Wine GlassesThe poet gives a young woman $15 for admission, squeezes her drink ticket like a talisman.

Voices roar like surf.

The poet straightens her arms so she can shimmy through the crowd. She must reach the color-coded name tags. There’s a palette of categories: Tech, Finance, Start-up, Health. She must decide between Arts, yellow, or Marketing, red.

If she chooses yellow, she’ll marginalize herself. Yellow’s for novelties, freaks. If she chooses red, she’ll forsake her tribe, the writers who flounce through her photos in flowing skirts.
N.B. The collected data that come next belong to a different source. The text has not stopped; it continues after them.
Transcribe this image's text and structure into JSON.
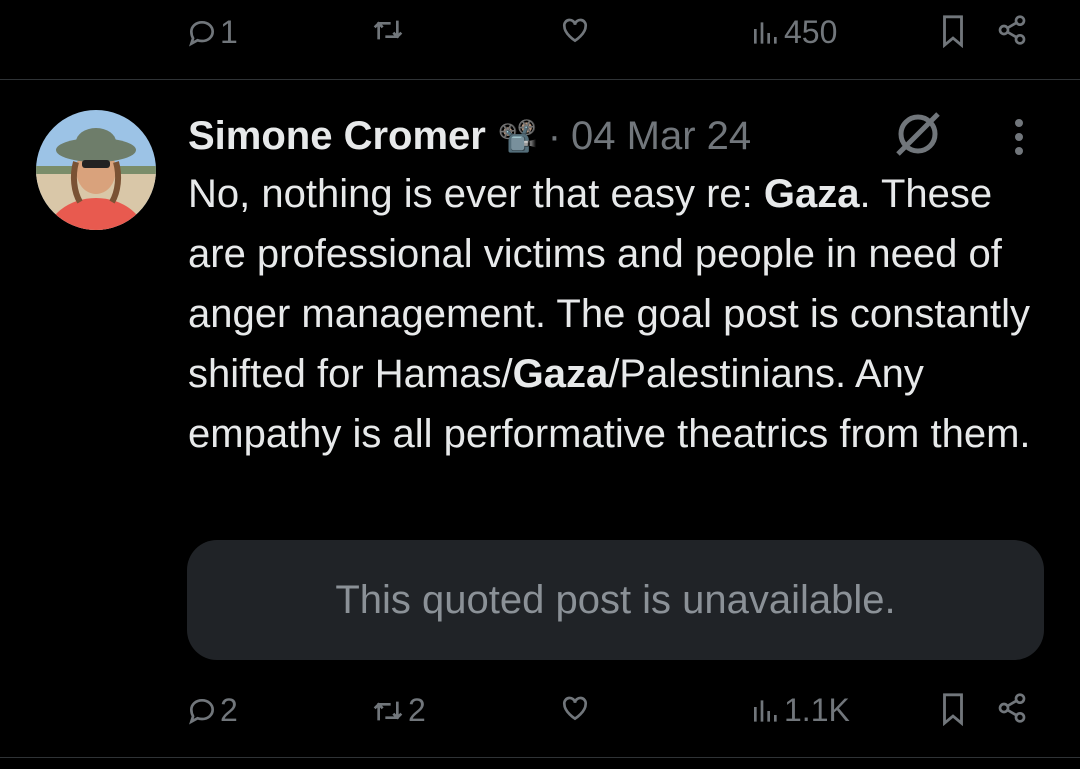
{
  "top_actions": {
    "reply_count": "1",
    "retweet_count": "",
    "like_count": "",
    "views_count": "450"
  },
  "post": {
    "author_name": "Simone Cromer",
    "badge_emoji": "📽️",
    "separator": "·",
    "date": "04 Mar 24",
    "body_segments": [
      {
        "text": "No, nothing is ever that easy re: ",
        "bold": false
      },
      {
        "text": "Gaza",
        "bold": true
      },
      {
        "text": ". These are professional victims and people in need of anger management. The goal post is constantly shifted for Hamas/",
        "bold": false
      },
      {
        "text": "Gaza",
        "bold": true
      },
      {
        "text": "/Palestinians. Any empathy is all performative theatrics from them.",
        "bold": false
      }
    ],
    "quoted_post_text": "This quoted post is unavailable.",
    "actions": {
      "reply_count": "2",
      "retweet_count": "2",
      "like_count": "",
      "views_count": "1.1K"
    }
  },
  "icons": {
    "reply": "speech-bubble-icon",
    "retweet": "retweet-icon",
    "like": "heart-icon",
    "views": "bar-chart-icon",
    "bookmark": "bookmark-icon",
    "share": "share-icon",
    "more": "vertical-dots-icon",
    "muted": "crossed-circle-icon"
  },
  "colors": {
    "background": "#000000",
    "text_primary": "#e7e9ea",
    "text_secondary": "#71767b",
    "quote_bg": "#202327",
    "divider": "#2f3336"
  }
}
Tonight she wears a tailored dress. A necklace strung with crystal squares.

She’s practiced her elevator pitch: “I write customer success stories that rank highly in Google search.”

She likes business writing. She relishes forming words to awaken the ear. Like poetry. But if she dips her foot in the business world, will it sweep her away? Will she forsake triolets for trade magazines, AWP for AMA? And when she notices, will it be too late to swim back?

She chooses yellow and writes her name, the last three letters squished in the corner. She gets a new label and tries again, then just to be safe, sticks a red tag beneath it, pressing both to her chest. I’m a marketing artist, she thinks. An artful marketer.

People lap at the balcony, walls. She can’t find the line for the hors d’oeuvres. Her stomach rumbles for the bruschetta strips. Men in blazers and blue Finance stickers plunge toothpicks in olives, throw back their heads and laugh.

She oozes through them to the bar. “Glass of cab, please,” she says, and plops down the ticket. She finds a small table and leans against it, a buoy scraping a pier.

A woman in a red dress and spiked heels sidles up. “You single?”

The poet squints, then holds up her sapphire ring. “Been married twenty-two years.”

“I run a dating service. Take this anyway.” She hands her a card and clicks off.

The poet sips her wine, watches women young enough to be her daughter cling together, the toes of their strappy shoes forming shining, leather stars.

A man approaches, and the poet finally finds something to say.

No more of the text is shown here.